In order to further improve the buffering effect, the buffering structure further includes a second spring 44, the second spring 44 is sleeved on the periphery of the push rod 42, one end of the second spring 44 is elastically abutted to the upper end surface of the piston 421, and the other end is elastically abutted to the bottom surface of the limiting member 45.
Further, the crankshaft assembly 40 further includes a second rotating shaft 46 and a third rotating shaft 47, a hinge ring 422 is disposed at one end of the push rod 42 away from the piston 421, the hinge ring 422 is hinged to the slider 50 through the second rotating shaft 46, a hinge hole 4121 for the third rotating shaft 47 to pass through is disposed at an end of the bent shaft section 412, and the bent shaft section 412 is hinged to the pedal 30 through the third rotating shaft 47.
The technical features of the embodiments described above may be arbitrarily combined, and for the sake of brevity, all possible combinations of the technical features in the embodiments described above are not described, but should be considered as being within the scope of the present specification as long as there is no contradiction between the combinations of the technical features.

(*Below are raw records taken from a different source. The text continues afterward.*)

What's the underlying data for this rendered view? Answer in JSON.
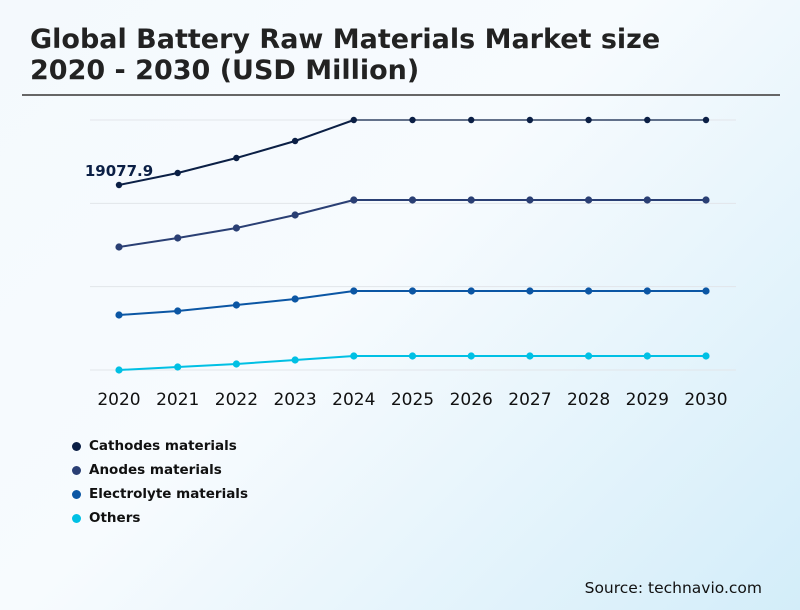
{
  "title_line1": "Global Battery Raw Materials Market size",
  "title_line2": "2020 - 2030 (USD Million)",
  "source": "Source: technavio.com",
  "chart_data": {
    "type": "line",
    "categories": [
      "2020",
      "2021",
      "2022",
      "2023",
      "2024",
      "2025",
      "2026",
      "2027",
      "2028",
      "2029",
      "2030"
    ],
    "ylim": [
      0,
      25781
    ],
    "grid": true,
    "legend_placement": "bottom-left",
    "annotation": "19077.9",
    "series": [
      {
        "name": "Cathodes materials",
        "color": "#0b1f45",
        "values": [
          19077.9,
          20315,
          21862,
          23615,
          25781,
          25781,
          25781,
          25781,
          25781,
          25781,
          25781
        ]
      },
      {
        "name": "Anodes materials",
        "color": "#2a3f74",
        "values": [
          12684,
          13612,
          14643,
          15984,
          17531,
          17531,
          17531,
          17531,
          17531,
          17531,
          17531
        ]
      },
      {
        "name": "Electrolyte materials",
        "color": "#0b56a4",
        "values": [
          5672,
          6084,
          6703,
          7322,
          8147,
          8147,
          8147,
          8147,
          8147,
          8147,
          8147
        ]
      },
      {
        "name": "Others",
        "color": "#00c0e4",
        "values": [
          0,
          309,
          619,
          1031,
          1444,
          1444,
          1444,
          1444,
          1444,
          1444,
          1444
        ]
      }
    ]
  }
}
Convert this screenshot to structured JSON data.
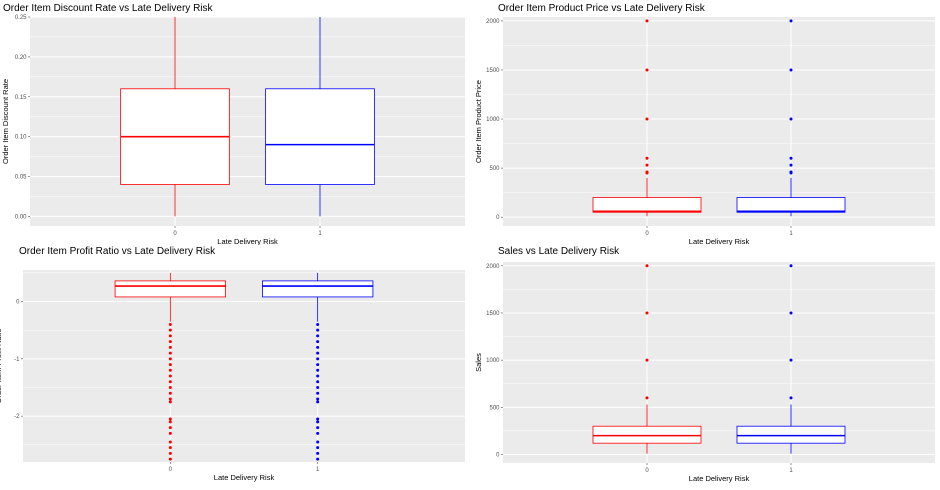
{
  "colors": {
    "panel_bg": "#ebebeb",
    "grid": "#ffffff",
    "group0": "#ff0000",
    "group1": "#0000ff",
    "tick_text": "#4d4d4d"
  },
  "chart_data": [
    {
      "type": "boxplot",
      "title": "Order Item Discount Rate vs Late Delivery Risk",
      "xlabel": "Late Delivery Risk",
      "ylabel": "Order Item Discount Rate",
      "categories": [
        "0",
        "1"
      ],
      "ylim": [
        -0.012,
        0.25
      ],
      "yticks": [
        0.0,
        0.05,
        0.1,
        0.15,
        0.2,
        0.25
      ],
      "ytick_labels": [
        "0.00",
        "0.05",
        "0.10",
        "0.15",
        "0.20",
        "0.25"
      ],
      "boxes": [
        {
          "category": "0",
          "min": 0.0,
          "q1": 0.04,
          "median": 0.1,
          "q3": 0.16,
          "max": 0.25,
          "outliers": []
        },
        {
          "category": "1",
          "min": 0.0,
          "q1": 0.04,
          "median": 0.09,
          "q3": 0.16,
          "max": 0.25,
          "outliers": []
        }
      ]
    },
    {
      "type": "boxplot",
      "title": "Order Item Product Price vs Late Delivery Risk",
      "xlabel": "Late Delivery Risk",
      "ylabel": "Order Item Product Price",
      "categories": [
        "0",
        "1"
      ],
      "ylim": [
        -90,
        2040
      ],
      "yticks": [
        0,
        500,
        1000,
        1500,
        2000
      ],
      "ytick_labels": [
        "0",
        "500",
        "1000",
        "1500",
        "2000"
      ],
      "boxes": [
        {
          "category": "0",
          "min": 10,
          "q1": 50,
          "median": 60,
          "q3": 200,
          "max": 400,
          "outliers": [
            450,
            460,
            530,
            600,
            1000,
            1500,
            2000
          ]
        },
        {
          "category": "1",
          "min": 10,
          "q1": 50,
          "median": 60,
          "q3": 200,
          "max": 400,
          "outliers": [
            450,
            460,
            530,
            600,
            1000,
            1500,
            2000
          ]
        }
      ]
    },
    {
      "type": "boxplot",
      "title": "Order Item Profit Ratio vs Late Delivery Risk",
      "xlabel": "Late Delivery Risk",
      "ylabel": "Order Item Profit Ratio",
      "categories": [
        "0",
        "1"
      ],
      "ylim": [
        -2.8,
        0.55
      ],
      "yticks": [
        -2,
        -1,
        0
      ],
      "ytick_labels": [
        "-2",
        "-1",
        "0"
      ],
      "boxes": [
        {
          "category": "0",
          "min": -0.35,
          "q1": 0.08,
          "median": 0.27,
          "q3": 0.36,
          "max": 0.5,
          "outliers": [
            -0.4,
            -0.5,
            -0.6,
            -0.7,
            -0.8,
            -0.9,
            -1.0,
            -1.1,
            -1.2,
            -1.3,
            -1.4,
            -1.5,
            -1.6,
            -1.7,
            -1.75,
            -2.05,
            -2.1,
            -2.2,
            -2.3,
            -2.45,
            -2.55,
            -2.65,
            -2.75
          ]
        },
        {
          "category": "1",
          "min": -0.35,
          "q1": 0.08,
          "median": 0.27,
          "q3": 0.36,
          "max": 0.5,
          "outliers": [
            -0.4,
            -0.5,
            -0.6,
            -0.7,
            -0.8,
            -0.9,
            -1.0,
            -1.1,
            -1.2,
            -1.3,
            -1.4,
            -1.5,
            -1.6,
            -1.7,
            -1.75,
            -2.05,
            -2.1,
            -2.2,
            -2.3,
            -2.45,
            -2.55,
            -2.65,
            -2.75
          ]
        }
      ]
    },
    {
      "type": "boxplot",
      "title": "Sales vs Late Delivery Risk",
      "xlabel": "Late Delivery Risk",
      "ylabel": "Sales",
      "categories": [
        "0",
        "1"
      ],
      "ylim": [
        -90,
        2040
      ],
      "yticks": [
        0,
        500,
        1000,
        1500,
        2000
      ],
      "ytick_labels": [
        "0",
        "500",
        "1000",
        "1500",
        "2000"
      ],
      "boxes": [
        {
          "category": "0",
          "min": 10,
          "q1": 120,
          "median": 200,
          "q3": 300,
          "max": 530,
          "outliers": [
            600,
            1000,
            1500,
            2000
          ]
        },
        {
          "category": "1",
          "min": 10,
          "q1": 120,
          "median": 200,
          "q3": 300,
          "max": 530,
          "outliers": [
            600,
            1000,
            1500,
            2000
          ]
        }
      ]
    }
  ]
}
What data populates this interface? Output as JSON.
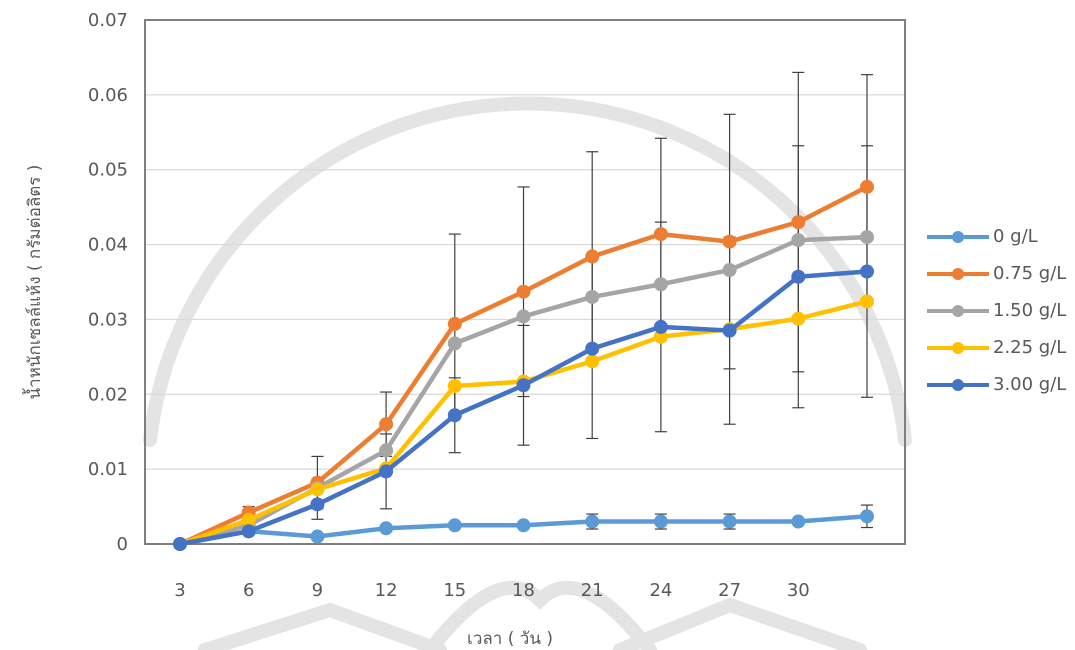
{
  "chart_data": {
    "type": "line",
    "title": "",
    "xlabel": "เวลา ( วัน )",
    "ylabel": "น้ำหนักเซลล์แห้ง ( กรัมต่อลิตร )",
    "categories": [
      "3",
      "6",
      "9",
      "12",
      "15",
      "18",
      "21",
      "24",
      "27",
      "30",
      ""
    ],
    "ylim": [
      0,
      0.07
    ],
    "yticks": [
      "0",
      "0.01",
      "0.02",
      "0.03",
      "0.04",
      "0.05",
      "0.06",
      "0.07"
    ],
    "grid": true,
    "legend_position": "right",
    "series": [
      {
        "name": "0 g/L",
        "color": "#5B9BD5",
        "values": [
          0.0,
          0.0017,
          0.001,
          0.0021,
          0.0025,
          0.0025,
          0.003,
          0.003,
          0.003,
          0.003,
          0.0037
        ],
        "errors": [
          0,
          0,
          0,
          0,
          0,
          0,
          0.001,
          0.001,
          0.001,
          0,
          0.0015
        ]
      },
      {
        "name": "0.75 g/L",
        "color": "#ED7D31",
        "values": [
          0.0,
          0.0042,
          0.0082,
          0.016,
          0.0294,
          0.0337,
          0.0384,
          0.0414,
          0.0404,
          0.043,
          0.0477
        ],
        "errors": [
          0,
          0.0008,
          0.0035,
          0.0043,
          0.012,
          0.014,
          0.014,
          0.0128,
          0.017,
          0.02,
          0.015
        ]
      },
      {
        "name": "1.50 g/L",
        "color": "#A5A5A5",
        "values": [
          0.0,
          0.0025,
          0.0075,
          0.0125,
          0.0268,
          0.0304,
          0.033,
          0.0347,
          0.0366,
          0.0406,
          0.041
        ]
      },
      {
        "name": "2.25 g/L",
        "color": "#FFC000",
        "values": [
          0.0,
          0.0032,
          0.0073,
          0.0101,
          0.0211,
          0.0217,
          0.0244,
          0.0277,
          0.0287,
          0.0301,
          0.0324
        ]
      },
      {
        "name": "3.00 g/L",
        "color": "#4472C4",
        "values": [
          0.0,
          0.0017,
          0.0053,
          0.0097,
          0.0172,
          0.0212,
          0.0261,
          0.029,
          0.0285,
          0.0357,
          0.0364
        ],
        "errors": [
          0,
          0,
          0.002,
          0.005,
          0.005,
          0.008,
          0.012,
          0.014,
          0.0125,
          0.0175,
          0.0168
        ]
      }
    ]
  }
}
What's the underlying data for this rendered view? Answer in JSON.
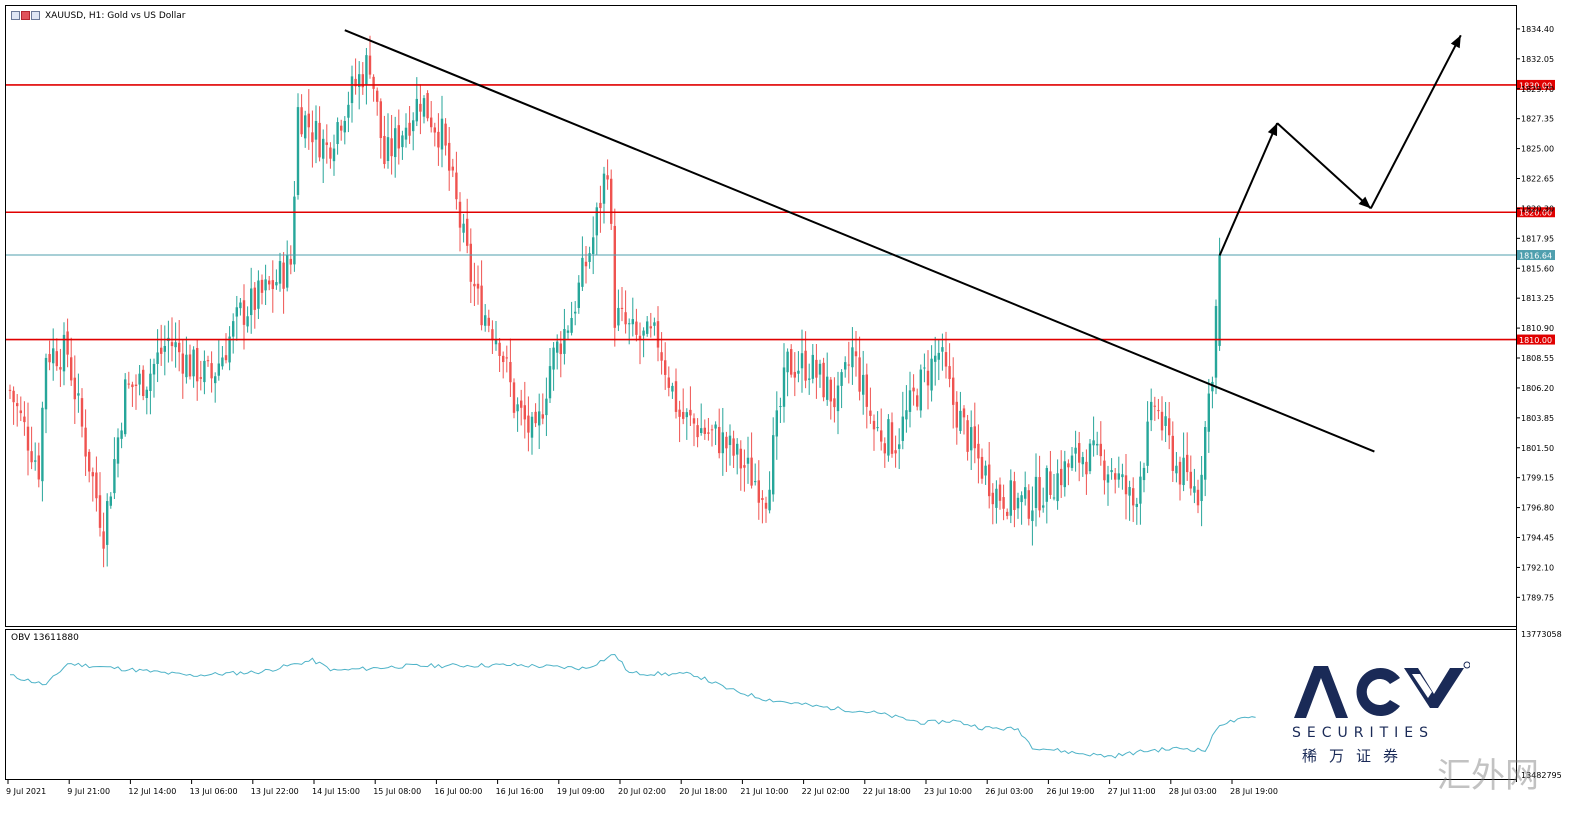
{
  "header": {
    "symbol_text": "XAUUSD, H1:  Gold vs US Dollar"
  },
  "obv": {
    "label": "OBV 13611880",
    "axis_labels": [
      "13773058",
      "13482795"
    ]
  },
  "logo": {
    "brand": "ACY",
    "subtitle": "SECURITIES",
    "chinese": "稀万证券"
  },
  "watermark": "汇外网",
  "colors": {
    "bull": "#26a69a",
    "bear": "#ef5350",
    "level_line": "#e00000",
    "price_line": "#4f9fae",
    "trendline": "#000000",
    "obv_line": "#4fb3c8",
    "logo_blue": "#1a2a57"
  },
  "chart_data": {
    "type": "candlestick",
    "symbol": "XAUUSD",
    "timeframe": "H1",
    "description": "Gold vs US Dollar",
    "ylim": [
      1787.5,
      1836.2
    ],
    "y_ticks": [
      "1834.40",
      "1832.05",
      "1829.70",
      "1827.35",
      "1825.00",
      "1822.65",
      "1820.30",
      "1817.95",
      "1815.60",
      "1813.25",
      "1810.90",
      "1808.55",
      "1806.20",
      "1803.85",
      "1801.50",
      "1799.15",
      "1796.80",
      "1794.45",
      "1792.10",
      "1789.75"
    ],
    "x_ticks": [
      "9 Jul 2021",
      "9 Jul 21:00",
      "12 Jul 14:00",
      "13 Jul 06:00",
      "13 Jul 22:00",
      "14 Jul 15:00",
      "15 Jul 08:00",
      "16 Jul 00:00",
      "16 Jul 16:00",
      "19 Jul 09:00",
      "20 Jul 02:00",
      "20 Jul 18:00",
      "21 Jul 10:00",
      "22 Jul 02:00",
      "22 Jul 18:00",
      "23 Jul 10:00",
      "26 Jul 03:00",
      "26 Jul 19:00",
      "27 Jul 11:00",
      "28 Jul 03:00",
      "28 Jul 19:00"
    ],
    "horizontal_levels": [
      {
        "value": 1830.0,
        "label": "1830.00"
      },
      {
        "value": 1820.0,
        "label": "1820.00"
      },
      {
        "value": 1810.0,
        "label": "1810.00"
      }
    ],
    "current_price": {
      "value": 1816.64,
      "label": "1816.64"
    },
    "anchors": [
      [
        0,
        1806.0
      ],
      [
        8,
        1800.0
      ],
      [
        10,
        1809.0
      ],
      [
        16,
        1809.0
      ],
      [
        20,
        1803.0
      ],
      [
        26,
        1795.0
      ],
      [
        32,
        1806.0
      ],
      [
        38,
        1807.0
      ],
      [
        44,
        1810.0
      ],
      [
        50,
        1808.0
      ],
      [
        56,
        1807.0
      ],
      [
        64,
        1812.0
      ],
      [
        72,
        1814.0
      ],
      [
        78,
        1816.0
      ],
      [
        80,
        1828.0
      ],
      [
        88,
        1825.0
      ],
      [
        94,
        1829.0
      ],
      [
        100,
        1832.0
      ],
      [
        104,
        1824.0
      ],
      [
        108,
        1826.0
      ],
      [
        114,
        1829.0
      ],
      [
        120,
        1826.0
      ],
      [
        128,
        1815.0
      ],
      [
        130,
        1813.0
      ],
      [
        136,
        1810.0
      ],
      [
        140,
        1805.0
      ],
      [
        146,
        1802.0
      ],
      [
        150,
        1808.0
      ],
      [
        156,
        1812.0
      ],
      [
        162,
        1818.0
      ],
      [
        166,
        1824.0
      ],
      [
        168,
        1812.0
      ],
      [
        174,
        1810.0
      ],
      [
        180,
        1810.0
      ],
      [
        186,
        1804.0
      ],
      [
        192,
        1803.0
      ],
      [
        198,
        1802.0
      ],
      [
        204,
        1800.0
      ],
      [
        210,
        1798.0
      ],
      [
        216,
        1808.0
      ],
      [
        222,
        1808.0
      ],
      [
        230,
        1805.0
      ],
      [
        234,
        1809.0
      ],
      [
        240,
        1803.0
      ],
      [
        246,
        1802.0
      ],
      [
        252,
        1806.0
      ],
      [
        258,
        1809.0
      ],
      [
        262,
        1805.0
      ],
      [
        268,
        1801.0
      ],
      [
        274,
        1798.0
      ],
      [
        282,
        1797.0
      ],
      [
        290,
        1799.0
      ],
      [
        298,
        1801.0
      ],
      [
        306,
        1800.0
      ],
      [
        312,
        1797.0
      ],
      [
        318,
        1805.0
      ],
      [
        324,
        1800.0
      ],
      [
        330,
        1798.0
      ],
      [
        334,
        1808.0
      ],
      [
        336,
        1816.6
      ]
    ],
    "projection_path": [
      {
        "x_index": 336,
        "value": 1816.6
      },
      {
        "x_index": 352,
        "value": 1827.0
      },
      {
        "x_index": 378,
        "value": 1820.3
      },
      {
        "x_index": 403,
        "value": 1833.9
      }
    ],
    "trendline": [
      {
        "x_index": 93,
        "value": 1834.3
      },
      {
        "x_index": 379,
        "value": 1801.2
      }
    ],
    "obv": {
      "ylim": [
        13482795,
        13773058
      ],
      "anchors": [
        [
          0,
          13690000
        ],
        [
          10,
          13670000
        ],
        [
          16,
          13715000
        ],
        [
          30,
          13705000
        ],
        [
          50,
          13690000
        ],
        [
          70,
          13698000
        ],
        [
          84,
          13722000
        ],
        [
          90,
          13700000
        ],
        [
          110,
          13710000
        ],
        [
          140,
          13712000
        ],
        [
          160,
          13705000
        ],
        [
          168,
          13735000
        ],
        [
          172,
          13695000
        ],
        [
          190,
          13692000
        ],
        [
          200,
          13660000
        ],
        [
          210,
          13640000
        ],
        [
          224,
          13625000
        ],
        [
          240,
          13612000
        ],
        [
          254,
          13590000
        ],
        [
          262,
          13595000
        ],
        [
          270,
          13580000
        ],
        [
          280,
          13577000
        ],
        [
          284,
          13540000
        ],
        [
          296,
          13527000
        ],
        [
          306,
          13520000
        ],
        [
          316,
          13532000
        ],
        [
          326,
          13537000
        ],
        [
          332,
          13532000
        ],
        [
          336,
          13588000
        ],
        [
          346,
          13603000
        ]
      ]
    }
  }
}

The above-mentioned embodiments only express several embodiments of the present invention, and the description thereof is more specific and detailed, but not construed as limiting the scope of the invention. It should be noted that, for a person skilled in the art, several variations and modifications can be made without departing from the inventive concept, which falls within the scope of the present invention. Therefore, the protection scope of the present patent shall be subject to the appended claims.